Что касается знахарей и шарлатанов, которыми город просто кишел перед чумой, то о них что-то было не слышно; и я с немалым удивлением заметил потом уже, что в течение двух лет после бедствия в городе о них не было ни слуху ни духу. Некоторые воображали, что они все до единого погибли от заразы, и полагали это знаком Божьей кары за то, что они ради ничтожной наживы ввергли стольких бедняков в бездну отчаяния; но я никогда не заходил так далеко в своих предположениях. Что перемерло их много, так это точно (некоторых из них я знал лично), но что чума унесла их всех, вызывает большие сомнения. Скорее, думаю, они перебрались в провинцию и принялись за свое ремесло среди сельских жителей, напуганных приближением чумы.

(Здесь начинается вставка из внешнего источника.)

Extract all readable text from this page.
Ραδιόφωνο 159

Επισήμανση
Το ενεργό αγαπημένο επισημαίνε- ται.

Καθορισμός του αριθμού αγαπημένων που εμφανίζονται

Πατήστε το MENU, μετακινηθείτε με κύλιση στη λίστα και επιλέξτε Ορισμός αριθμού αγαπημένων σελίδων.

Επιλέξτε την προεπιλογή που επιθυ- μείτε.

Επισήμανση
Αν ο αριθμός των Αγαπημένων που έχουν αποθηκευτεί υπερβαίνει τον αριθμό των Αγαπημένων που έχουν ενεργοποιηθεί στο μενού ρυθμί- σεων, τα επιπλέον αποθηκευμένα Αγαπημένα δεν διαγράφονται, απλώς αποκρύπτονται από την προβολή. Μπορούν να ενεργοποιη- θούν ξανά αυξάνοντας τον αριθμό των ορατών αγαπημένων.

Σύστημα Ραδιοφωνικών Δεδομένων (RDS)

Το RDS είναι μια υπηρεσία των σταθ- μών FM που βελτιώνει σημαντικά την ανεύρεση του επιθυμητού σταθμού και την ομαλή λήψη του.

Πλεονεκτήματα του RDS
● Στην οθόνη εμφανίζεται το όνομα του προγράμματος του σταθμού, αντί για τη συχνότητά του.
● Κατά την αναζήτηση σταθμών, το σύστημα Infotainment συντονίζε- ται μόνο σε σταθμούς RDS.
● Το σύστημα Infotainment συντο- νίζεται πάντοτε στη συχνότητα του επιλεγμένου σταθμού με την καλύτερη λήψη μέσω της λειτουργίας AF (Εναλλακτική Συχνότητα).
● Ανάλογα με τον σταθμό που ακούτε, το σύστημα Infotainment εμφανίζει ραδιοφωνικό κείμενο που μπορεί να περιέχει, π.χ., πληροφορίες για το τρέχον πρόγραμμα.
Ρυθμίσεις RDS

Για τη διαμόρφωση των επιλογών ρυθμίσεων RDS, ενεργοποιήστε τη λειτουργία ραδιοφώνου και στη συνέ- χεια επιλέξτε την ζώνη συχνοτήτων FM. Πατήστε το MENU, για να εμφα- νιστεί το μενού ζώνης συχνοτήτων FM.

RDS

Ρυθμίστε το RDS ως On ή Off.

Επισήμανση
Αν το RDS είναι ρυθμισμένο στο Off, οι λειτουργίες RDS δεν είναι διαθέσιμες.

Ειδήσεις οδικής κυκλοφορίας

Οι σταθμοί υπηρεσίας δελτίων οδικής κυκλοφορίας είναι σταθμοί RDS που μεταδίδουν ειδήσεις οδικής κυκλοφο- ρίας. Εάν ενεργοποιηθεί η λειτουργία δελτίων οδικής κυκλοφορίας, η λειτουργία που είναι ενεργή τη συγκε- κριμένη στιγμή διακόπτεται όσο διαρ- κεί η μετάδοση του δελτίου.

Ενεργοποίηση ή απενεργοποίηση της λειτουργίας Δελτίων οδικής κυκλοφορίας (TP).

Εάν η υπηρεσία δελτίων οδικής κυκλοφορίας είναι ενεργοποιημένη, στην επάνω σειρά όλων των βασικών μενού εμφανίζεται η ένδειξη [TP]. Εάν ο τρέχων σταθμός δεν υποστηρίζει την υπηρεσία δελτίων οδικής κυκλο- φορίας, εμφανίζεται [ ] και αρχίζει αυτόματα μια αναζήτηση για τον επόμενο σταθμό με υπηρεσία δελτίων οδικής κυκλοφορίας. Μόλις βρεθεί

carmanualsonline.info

Одно, во всяком случае, верно — ни один из этой братии не появлялся в Лондоне и его окрестностях еще долгое время после окончания мора. Правда, несколько докторов опубликовали рецепты, рекомендуя различные препараты для, как они выражались, оздоровления тела после чумы, особенно необходимые тем, кто прошел испытание и излечился; однако, по известному мне мнению самых выдающихся врачей того времени, чума уже сама по себе была таким очистительным средством, что те, кто устоял, не нуждался ни в каких других очищениях: гнойные болячки, волдыри и прочее, которые прорывались или вскрывались по указанию врачей, уже достаточно очистили организм, так что все остальные болезни и их источники тем самым устранялись; и так как врачи повсеместно распространяли это мнение, то шарлатаны со своими снадобьями мало чего добились.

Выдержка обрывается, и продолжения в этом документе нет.